Christian Klinger cklinger at novareto.de
Mon Nov 26 15:09:34 GMT 2007


Hi,

i have now checked the source temporary in a subversion.
You can look here:

http://stormcontainer.googlecode.com/svn/trunk/src/megrok/storm/

Additionally i have a doctest which is heavily based on yours
from strom.zope.



> Hey Christian,
> 
>> i played the last days a bit with storm.zope.
>> Unfortunatly there is no Container for zope.storm,
>>
>> I´ve looked at the nice z3c.zalchemy [2],
>> espacially the container implementation.
>>
>> I have taken the container.py from z3c.zalchemy as
>> a base for the stormcontainer.py attached to this post.
> 
> Very nice! Thanks for publishing it.
> 
>> As i´m using grok[1]. I subclass the container from
>> grok.Container. But i think this should work in a pure Z3
>> Environment too. Maybe subclass from zope.container?
>>
>> I´m waiting for your comments.
> 
> A few things to perhaps look after:
> 
> - store.delete() is actually store.remove()

Yes you are right. I have *replaced* the remove statement.

> 
> - The way that commit() is being done in delitem and
>   setitem seems dangerous.  It means that as a side-effect
>   of removing an item from the container, all the changes
>   in the current transaction are persisted.

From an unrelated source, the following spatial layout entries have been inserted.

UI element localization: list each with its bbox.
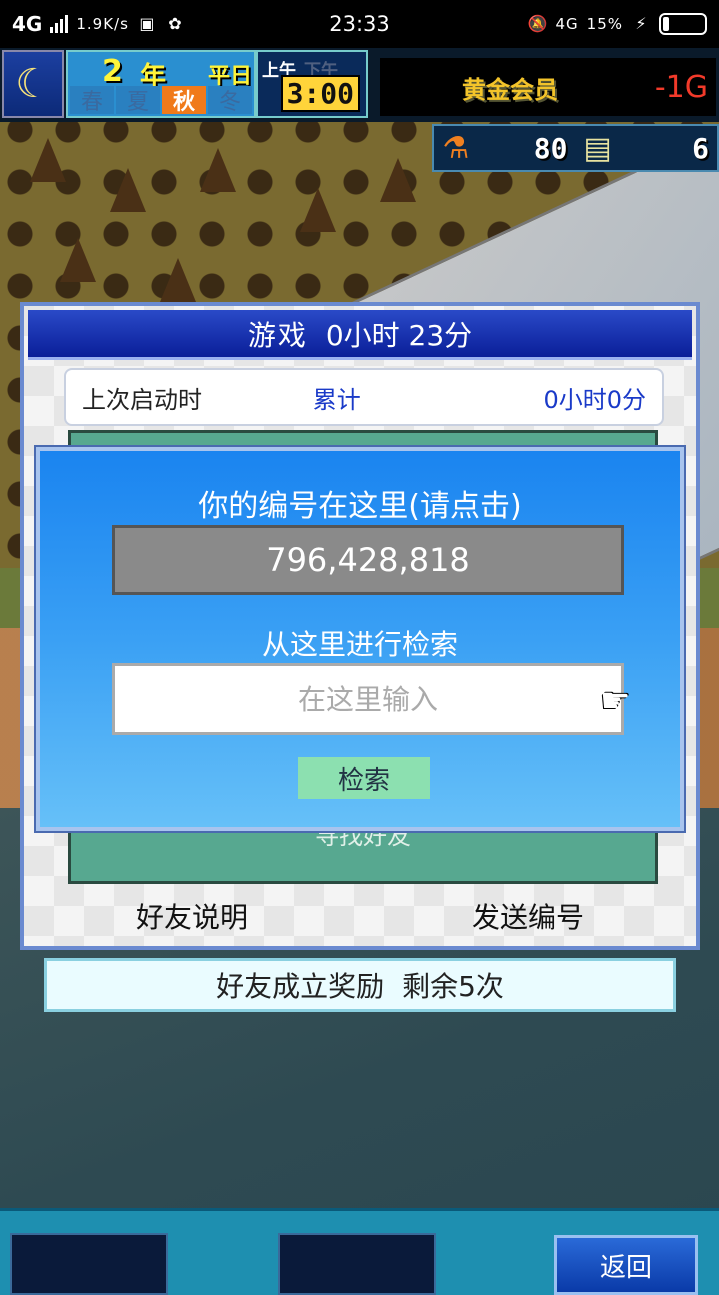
status-bar: 4G 1.9K/s ▣ ✿ 23:33 🔕 4G 15% ⚡: [0, 0, 719, 48]
tree-decoration: [30, 138, 66, 182]
play-time-label: 游戏: [247, 318, 308, 352]
ticket-icon: ▤: [583, 130, 612, 166]
game-clock: 上午 下午 3:00: [256, 50, 368, 118]
season-autumn: 秋: [162, 86, 206, 115]
tree-decoration: [160, 258, 196, 302]
total-value: 0小时0分: [543, 385, 647, 414]
user-id-box[interactable]: 796,428,818: [112, 525, 624, 595]
play-time-value: 0小时 23分: [325, 318, 473, 352]
money-display: -1G: [654, 69, 708, 105]
wechat-icon: ✿: [168, 14, 182, 33]
battery-percent: 15%: [586, 15, 623, 33]
search-input[interactable]: [112, 663, 624, 735]
menu-slot-1[interactable]: [10, 1233, 168, 1295]
moon-icon: ☾: [15, 61, 51, 107]
game-time: 3:00: [280, 75, 360, 112]
flask-icon: ⚗: [442, 130, 470, 166]
network-type-right: 4G: [555, 15, 579, 33]
member-label: 黄金会员: [462, 75, 558, 104]
tree-decoration: [300, 188, 336, 232]
panel-title: 游戏 0小时 23分: [28, 310, 692, 360]
season-spring: 春: [70, 86, 114, 115]
year-number: 2: [102, 54, 123, 89]
mute-icon: 🔕: [527, 14, 548, 33]
last-launch-label: 上次启动时: [82, 385, 202, 414]
charging-icon: ⚡: [635, 14, 647, 33]
send-id-link[interactable]: 发送编号: [472, 896, 584, 936]
tree-decoration: [60, 238, 96, 282]
weather-indicator: ☾: [2, 50, 64, 118]
resource-bar: ⚗ 80 ▤ 6: [432, 124, 719, 172]
season-summer: 夏: [116, 86, 160, 115]
reward-label: 好友成立奖励: [216, 970, 385, 1003]
app-notification-icon: ▣: [139, 14, 155, 33]
panel-links: 好友说明 发送编号: [24, 896, 696, 936]
search-title: 从这里进行检索: [261, 628, 458, 661]
total-label: 累计: [312, 385, 361, 414]
bottom-bar: 返回: [0, 1208, 719, 1295]
friend-reward-banner: 好友成立奖励 剩余5次: [44, 958, 676, 1012]
menu-slot-2[interactable]: [278, 1233, 436, 1295]
friend-help-link[interactable]: 好友说明: [136, 896, 248, 936]
tree-decoration: [200, 148, 236, 192]
friend-search-dialog: 你的编号在这里(请点击) 796,428,818 从这里进行检索 ☚ 检索: [36, 447, 684, 831]
season-list: 春 夏 秋 冬: [70, 86, 252, 115]
battery-icon: [659, 13, 707, 35]
research-points: 80: [533, 131, 568, 165]
top-hud: ☾ 2 年 平日 春 夏 秋 冬 上午 下午 3:00 黄金会员 -1G: [0, 48, 719, 122]
reward-remaining: 剩余5次: [402, 970, 504, 1003]
hand-pointer-icon: ☚: [600, 681, 631, 721]
signal-icon: [50, 15, 69, 33]
network-speed: 1.9K/s: [76, 15, 129, 33]
season-winter: 冬: [208, 86, 252, 115]
tree-decoration: [380, 158, 416, 202]
play-stats-row: 上次启动时 累计 0小时0分: [64, 368, 664, 426]
network-type: 4G: [12, 12, 43, 36]
ticket-count: 6: [692, 131, 709, 165]
member-panel[interactable]: 黄金会员 -1G: [380, 58, 716, 116]
tree-decoration: [110, 168, 146, 212]
search-button[interactable]: 检索: [298, 757, 430, 799]
back-button[interactable]: 返回: [554, 1235, 698, 1295]
calendar: 2 年 平日 春 夏 秋 冬: [66, 50, 256, 118]
dialog-title: 你的编号在这里(请点击): [198, 489, 522, 524]
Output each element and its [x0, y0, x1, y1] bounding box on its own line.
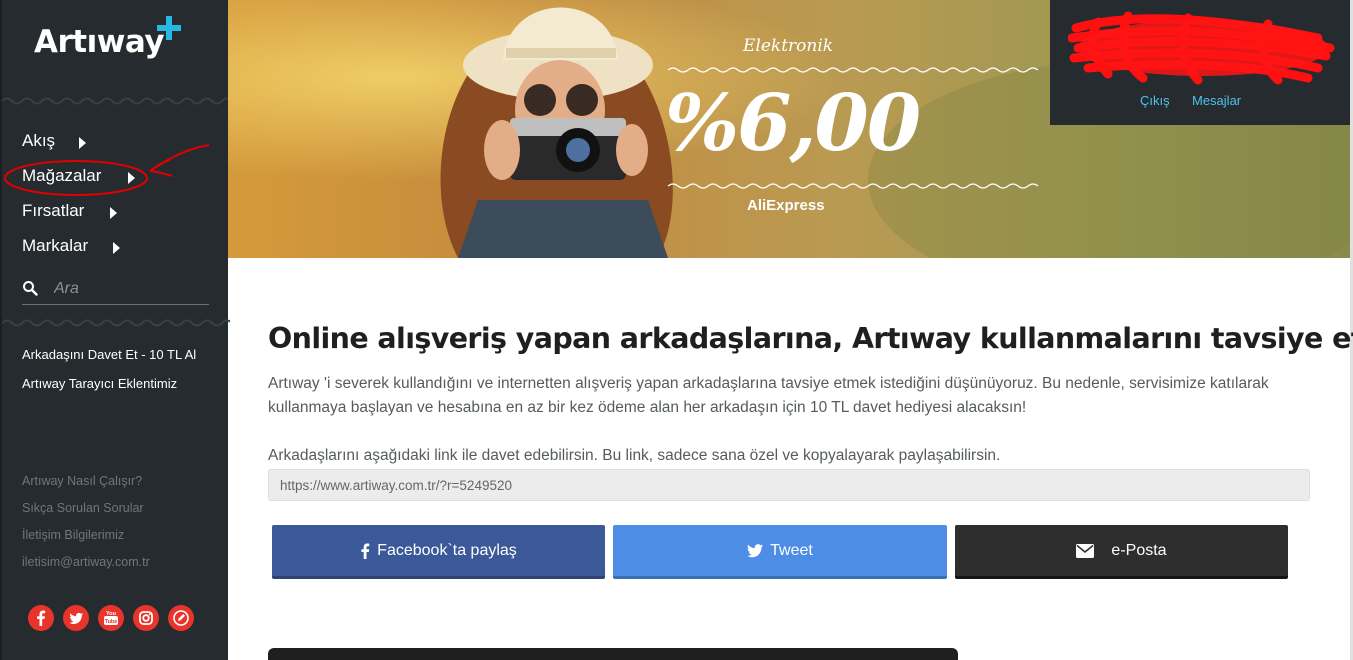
email-share-label: e-Posta — [1111, 541, 1167, 559]
email-share-button[interactable]: e-Posta — [955, 525, 1288, 576]
nav-label: Fırsatlar — [22, 201, 85, 220]
tweet-button[interactable]: Tweet — [613, 525, 947, 576]
logo[interactable]: Artıway — [34, 24, 165, 60]
next-section-heading — [268, 648, 968, 660]
twitter-icon[interactable] — [63, 605, 89, 631]
annotation-circle — [4, 144, 210, 196]
search-icon — [23, 281, 38, 296]
twitter-icon — [747, 543, 764, 557]
chevron-right-icon — [113, 242, 120, 254]
facebook-share-label: Facebook`ta paylaş — [377, 541, 517, 559]
nav-item-markalar[interactable]: Markalar — [22, 236, 88, 256]
facebook-share-button[interactable]: Facebook`ta paylaş — [272, 525, 605, 576]
contact-email-link[interactable]: iletisim@artiway.com.tr — [22, 555, 150, 569]
faq-link[interactable]: Sıkça Sorulan Sorular — [22, 501, 144, 515]
search-bar — [22, 276, 209, 305]
facebook-icon — [361, 543, 370, 559]
envelope-icon — [1076, 543, 1095, 558]
sidebar: Artıway Akış Mağazalar Fırsatlar Markala… — [0, 0, 230, 660]
instagram-icon[interactable] — [133, 605, 159, 631]
messages-link[interactable]: Mesajlar — [1192, 93, 1241, 108]
invite-instructions: Arkadaşlarını aşağıdaki link ile davet e… — [268, 447, 1001, 464]
hero-category: Elektronik — [743, 36, 834, 56]
svg-text:Tube: Tube — [105, 619, 118, 625]
blog-icon[interactable] — [168, 605, 194, 631]
contact-link[interactable]: İletişim Bilgilerimiz — [22, 528, 124, 542]
plus-icon — [157, 16, 181, 40]
divider — [2, 319, 230, 327]
nav-item-firsatlar[interactable]: Fırsatlar — [22, 201, 84, 221]
page-title: Online alışveriş yapan arkadaşlarına, Ar… — [268, 322, 1353, 355]
redacted-username — [1068, 11, 1335, 85]
hero-store-name: AliExpress — [747, 197, 825, 214]
hero-cashback-rate: %6,00 — [665, 78, 921, 169]
invite-link-field[interactable] — [268, 469, 1310, 501]
user-panel: Çıkış Mesajlar — [1050, 0, 1350, 125]
youtube-icon[interactable]: You Tube — [98, 605, 124, 631]
facebook-icon[interactable] — [28, 605, 54, 631]
tweet-label: Tweet — [770, 541, 813, 559]
logout-link[interactable]: Çıkış — [1140, 93, 1170, 108]
invite-friend-link[interactable]: Arkadaşını Davet Et - 10 TL Al — [22, 347, 196, 362]
chevron-right-icon — [110, 207, 117, 219]
divider — [2, 97, 230, 105]
invite-description: Artıway 'i severek kullandığını ve inter… — [268, 375, 1269, 416]
svg-text:You: You — [106, 611, 116, 617]
nav-label: Markalar — [22, 236, 89, 255]
search-input[interactable] — [52, 276, 206, 302]
how-it-works-link[interactable]: Artıway Nasıl Çalışır? — [22, 474, 142, 488]
browser-extension-link[interactable]: Artıway Tarayıcı Eklentimiz — [22, 376, 177, 391]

I use now transaction.commit(). But i don´t exactly
know if i need this?

> 
> - You shouldn't have to do flush().  Storm does it
>   automatically when needed.

I don´t use flush() anymore.

> 
> - for id in obj.__storm_object_info__.get('primary_vars'):
>       ident += str(id._value)

Now i use this statement.
But i convert the result to an string type.
You can see an example in the doctests.

     def _getInstanceKey(self, obj):
         """ Get an unique id form obj """
         obj_info = get_obj_info(obj)
         id = tuple(obj_info.variables[column].get() for column in 
obj_info.cls_info.primary_key)
         return id



> 
>   You're using private data here, which is not part of the
>   exposed API, meaning that it may change without warnings. Also,
>   this internal value may not be available by the time you access
>   it directly, unlike the actual property.
> 
>   Besides these points, this isn't a very good way to extract the
>   key, since (1, 23) will yield the same key as (12, 3), for
>   instance.
> 
>

I try to experiment with store.get for this issue. But i have no 
solution at this moment.

> - 	for obj in store.find(self._class):
> 	    if self._getInstanceKey(obj) == str(id):
> 		return obj
> 
>   That is a *very* expensive way to get an object out of the
>   database.  It will walk through all the objects, potentially.
>   It should somehow look for the specific key instead.